Diagnosis is typically done through:

  • A doctor’s evaluation
  • Imaging, including ultrasound or mammogram
  • A minimally invasive, fine-needle aspiration (FNA) or core needle biopsy (CNB), though these are for some cases only

During a doctor’s visit, patients should be prepared to share:

  • Detailed information about what they’re experiencing, including a description of the pain and whether it’s affected by the menstrual cycle
  • Recent injuries to that area
  • Skin or nipple changes, such as nipple discharge
  • Full history of past medical and surgical issues
  • Age that menstruation and menopause, if applicable, started
  • Family or personal history of breast cancer

The doctor will examine the patient’s breasts, neck and chest, as well as the area under the arms.

Imaging exams may include:

  • Ultrasound: The ultrasound uses sound waves to reveal whether a mass is solid or filled with fluid. This procedure is used in younger women who may have more dense breast tissue.
  • Mammogram: This imaging test is a type of X-ray that takes images while the breast is pressed between plastic plates. In some cases, women with dense breasts may undergo a mammogram and an ultrasound.
  • Magnetic resonance imaging (MRI): This exam uses magnet radio waves to create an image. It may be used as an adjunct to other imaging tests in patients at higher risk for breast cancer when results are unclear.

Imaging may be followed by a FNA or CNB. These procedures may help to confirm the diagnosis by collecting fluid and/or tissue.

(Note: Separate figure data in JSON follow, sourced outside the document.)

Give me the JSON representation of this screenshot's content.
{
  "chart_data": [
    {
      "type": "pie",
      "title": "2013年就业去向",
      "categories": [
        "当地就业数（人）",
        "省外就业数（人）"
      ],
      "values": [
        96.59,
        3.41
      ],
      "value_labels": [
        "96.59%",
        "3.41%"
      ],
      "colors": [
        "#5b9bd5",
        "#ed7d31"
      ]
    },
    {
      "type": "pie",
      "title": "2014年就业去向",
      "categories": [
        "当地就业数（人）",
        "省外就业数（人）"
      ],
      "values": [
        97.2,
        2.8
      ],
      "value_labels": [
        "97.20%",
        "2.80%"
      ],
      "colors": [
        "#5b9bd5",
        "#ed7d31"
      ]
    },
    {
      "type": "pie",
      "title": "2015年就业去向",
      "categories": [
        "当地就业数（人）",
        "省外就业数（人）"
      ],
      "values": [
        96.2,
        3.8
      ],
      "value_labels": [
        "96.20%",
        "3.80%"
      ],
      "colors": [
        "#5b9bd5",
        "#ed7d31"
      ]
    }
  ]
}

  • FNA uses a needle to drain fluid from the cyst.
  • CNB removes small pieces of breast tissue. Known as cores, these pieces are about the size of a grain of rice.

These procedures are not always needed for diagnosis. They’re usually outpatient procedures performed in a doctor’s office or clinic.

Treatment options

Once confirmed, a simple cyst doesn’t usually require treatment. Doctors may recommend monitoring the cyst over time.

If the patient is experiencing pressure and pain, doctors may rain the cyst, removing fluid and cells through the FNA process. A cyst also may be drained if its size is likely to interfere with a clinical breast exam. It’s possible the cyst will fill back up with fluid later or go away over time.

A cyst may be surgically removed if it keeps returning and causing symptoms.

To ease symptoms, doctors may recommend an over-the-counter pain reliever, such as acetaminophen or ibuprofen. For more serious symptoms, some doctors may prescribe hormones, including oral contraceptives, tamoxifen and androgens. However, these may have serious side effects, so they’re typically reserved for more severe cases.

Follow-up care may include:

  • For a simple cyst, imaging is typically performed again after four to six weeks—but this may not be recommended unless symptoms have developed.
  • Doctors would likely monitor a complex cyst more closely, conducting follow-up imaging every six to 12 months if a biopsy came back benign. This surveillance would usually continue for about two years if there were no changes. If there were changes, a repeat biopsy or cyst removal may be the next step.

Most breast cysts are benign. In the rare instances when a cyst is malignant, doctors would use the same therapeutic approaches as for breast cancer.